Create an Emergence Server on Google Cloud Engine

1. Create GCE Project

Once logged into the Google Developer Console, create a new project or selected an existing project.

2. Create VM Instance

  1. When in a project, select ‘VM instances’ under Compute Engine and then click ‘New Instance’.
  2. Choose your machine type and for your boot disk select a 20gb SSD running ubuntu 14.04, we’ll use this to run the operating system and mount the emergence data on another disk.
  3. Under ‘Additional Disks’ create a new blank disk using a size of your choosing.
  4. Click Create and wait until google’s done creating the instance

3. Configure Network Rules

Once created we need to unblock the mysql and backend ports that emergence uses. Under the Network tab, add the two following Firewall rules:

Name: emergence-manager
Destination IP Ranges: Allow from any source (0.0.0.0/0)
Allowed protocols / ports: tcp:9083

Name: emergence-mysql
Destination IP Ranges: Allow from any source (0.0.0.0/0)
Allowed protocols / ports: tcp:3306;udp:3306

4. Install Emergence

Now you can install emergences using the instructions found here: http://emr.ge/docs/setup/ubuntu/14.04

5. Disk Mounting

Once Emergence is running we want to mount all of the data from Emergence to the second persistent disk we created.

To be continued…

6. Configure DNS

To get domains working properly with your instance (both root and subdomains) use the following two DNS settings. The first point your domain at the specified IP and the second wildcard allow emergence to manage subdomains.

Type: A Record
Host: example.com
Data: External IP of Instance

Type: CNAME
Host: example.com
Data: *.example.com

7. Install your workstation’s SSH key to the server

Assuming you have Google’s Cloud SDK setup on your machine, you should be able to ssh in using the following command:

Set project:

gcloud config set project YOUR_PROJECT_ID

Set key files (you must login one to update your key files)

gcloud compute ssh USERNAME@YOUR_INSTANCE_NAME --zone YOUR_INSTANCE_ZONE

You can most easily find the values for all the placeholders in the URL for Google’s developer console when you have the details page for your instance open. Once you’ve used gcloud compute ssh at least once to connect from your workstation, your workstation’s private key at ~/.ssh/google_compute_engine will work with any standard SSH client going forward. gcloud authenticates you based on your Google account the first time you connect and installs the key for you.

8. Get MySQL Access with External Client (MySQL Workbench, Querious etc.)

To get this working you need to set the bind host in the mysql configs.
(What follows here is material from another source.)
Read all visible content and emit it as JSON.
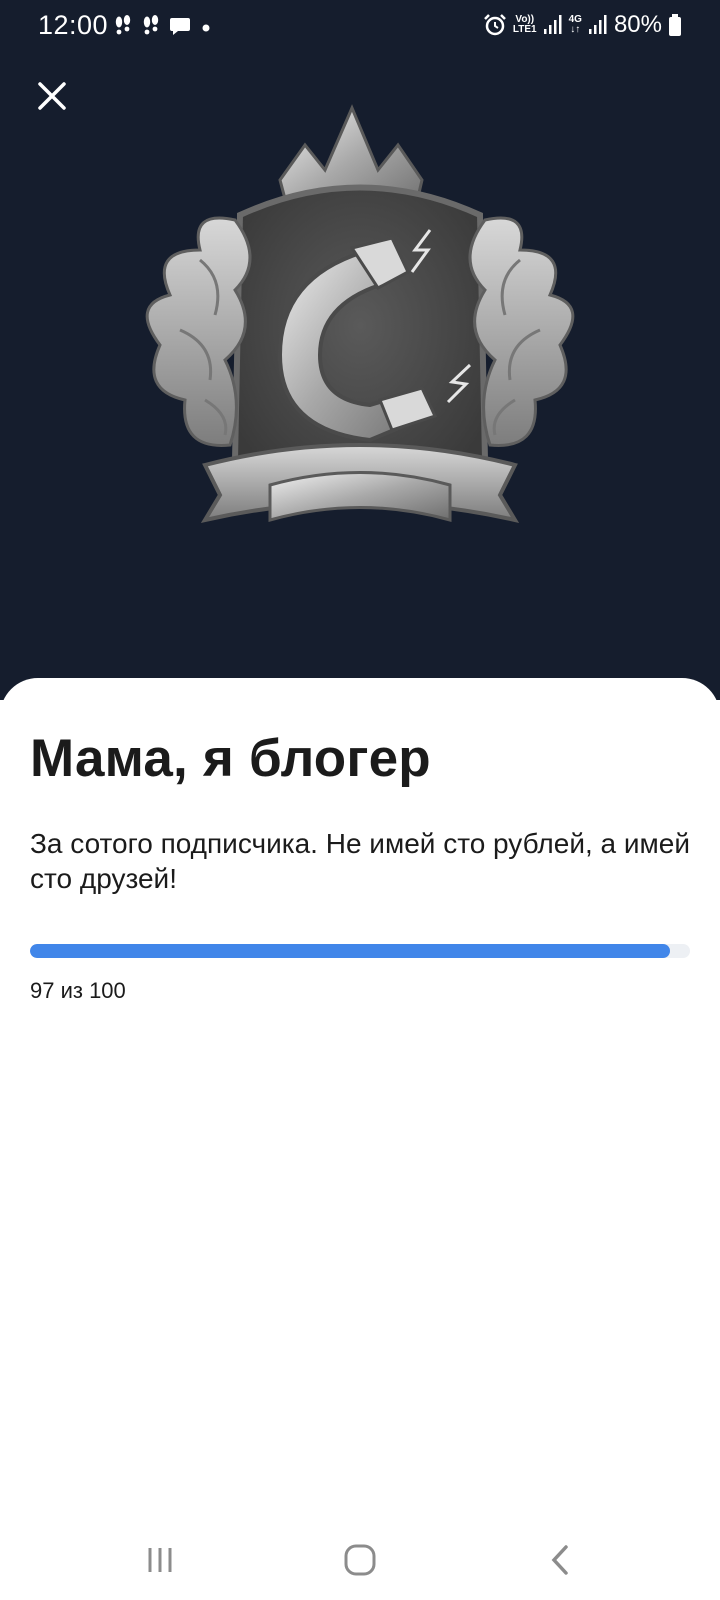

You can find the instructions for that here: http://emr.ge/docs/developing/accessing-mysql

Then to access use the following settings:

Host: 127.0.0.1
User: root
Password: (get from /emergence/config.json)
Security: SSH
SSH Host: host name or IP of your server
SSH User: username when logged into the ssh terminal in CGE
SSH Password: Select the 'google_compute_engine' file saved from CGE likely at (~/.ssh/google_compute_engine)

@tyler I’d break off moving the /emergence tree to its own disk as a separate guide that’s not focused on GCE, but then from here have an optional step that tells you how to create/attach a new disk with GCE and then links out to the other guide for the rest of those steps

Also opening up MySQL’s port to the public is dangerous and unnecessary, best practice is using an SSH tunnel for connecting to MySQL.